Roa Roa Roam with your phone…

With Commissioners Reding and Kuneva moving on the offensive against the telecom giants in an attempt to curb overcharging in text messages and data charges across euro-borders, I can’t help but ask, why is this all necessary?

Jon Worth’s breakdown of the sitution is very pragmatic:

So what does the Commission do? Well it cannot force changes to the market. It cannot create a proper EU-wide telecoms regulator as the Member States would cry foul. But it can manage to make the populist decision to cap prices, nevertheless leaving the problems with the market essentially unchanged. Better than nothing I suppose, but far from satisfactory.

The Commission is clearly making an effort to put down the prices.

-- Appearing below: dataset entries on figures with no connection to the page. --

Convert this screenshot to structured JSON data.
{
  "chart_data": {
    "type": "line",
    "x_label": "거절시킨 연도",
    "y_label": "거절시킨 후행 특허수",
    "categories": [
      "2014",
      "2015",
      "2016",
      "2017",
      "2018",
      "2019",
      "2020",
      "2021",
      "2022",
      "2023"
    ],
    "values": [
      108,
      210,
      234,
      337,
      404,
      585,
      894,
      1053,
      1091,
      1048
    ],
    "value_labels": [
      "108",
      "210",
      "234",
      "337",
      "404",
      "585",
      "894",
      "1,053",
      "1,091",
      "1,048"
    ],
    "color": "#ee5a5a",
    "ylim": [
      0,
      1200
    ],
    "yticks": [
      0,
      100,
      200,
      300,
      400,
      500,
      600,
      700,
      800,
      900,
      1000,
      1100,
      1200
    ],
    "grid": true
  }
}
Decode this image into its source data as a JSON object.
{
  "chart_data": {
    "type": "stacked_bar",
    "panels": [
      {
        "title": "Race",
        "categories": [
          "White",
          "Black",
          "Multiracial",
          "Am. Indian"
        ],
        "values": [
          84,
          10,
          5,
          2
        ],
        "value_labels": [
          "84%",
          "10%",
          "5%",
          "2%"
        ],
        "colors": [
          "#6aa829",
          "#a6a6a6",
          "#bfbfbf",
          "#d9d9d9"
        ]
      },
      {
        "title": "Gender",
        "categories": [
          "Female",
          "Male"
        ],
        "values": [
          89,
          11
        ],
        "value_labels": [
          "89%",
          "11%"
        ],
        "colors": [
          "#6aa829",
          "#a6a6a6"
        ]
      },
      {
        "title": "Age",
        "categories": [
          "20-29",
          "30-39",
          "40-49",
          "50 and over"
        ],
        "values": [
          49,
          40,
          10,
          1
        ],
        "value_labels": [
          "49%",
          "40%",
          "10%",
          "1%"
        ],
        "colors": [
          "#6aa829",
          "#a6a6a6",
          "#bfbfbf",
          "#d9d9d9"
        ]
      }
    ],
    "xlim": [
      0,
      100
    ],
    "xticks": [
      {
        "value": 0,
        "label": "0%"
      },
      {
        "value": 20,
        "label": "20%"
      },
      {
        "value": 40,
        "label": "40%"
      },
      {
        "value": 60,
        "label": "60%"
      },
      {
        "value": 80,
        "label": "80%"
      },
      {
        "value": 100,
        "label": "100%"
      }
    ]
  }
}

It started out well with voice roaming in 2007. Kuneva, in today’s press conference on the issue (it’s available for streaming on EBS somewhere) said in quite carefully selected words that she is not happy with the outcome of the voice roaming regulation, and that a new cartel has formed around the imposed limits.

Viviane Reding, Queen of European Consumers, sworn enemy of telecom companies; the best of what the European political scene has to offer.

Viviane Reding, Queen of European Consumers, sworn enemy of telecom companies; the best of what the European political scene has to offer.

Reding seemed appalled that the telecoms aren’t taking the hint and moving towards self-regulation. The proposed new caps on data and sms roaming are quite significant for the European consumer, yet still allow for the telecoms to make significant profits. Indeed the cost of an SMS message from abroad is under 1 eurocent, and the proposed price-cap stands at 10 cents. When asked by a journalist why there is such a difference between the cost and the price cap, Reding replied quite pragmatically, that if they had set the cap lower, telecoms would complain that they are forced into losses. Indeed telecoms have already reacted in the UK; and why wouldn’t they- they have abused citizen money to lose. One European newspaper has seriously questioned the commission’s approach leaving several unanswered questions.

It seems that Reding and Kuneva have good intentions, but it remains to be seen how much they will be allowed by the Council and Parliament to accomplish. Reding has faced the music before, and will no doubt put up a strong fight to achieve what’s best for the European Consumer.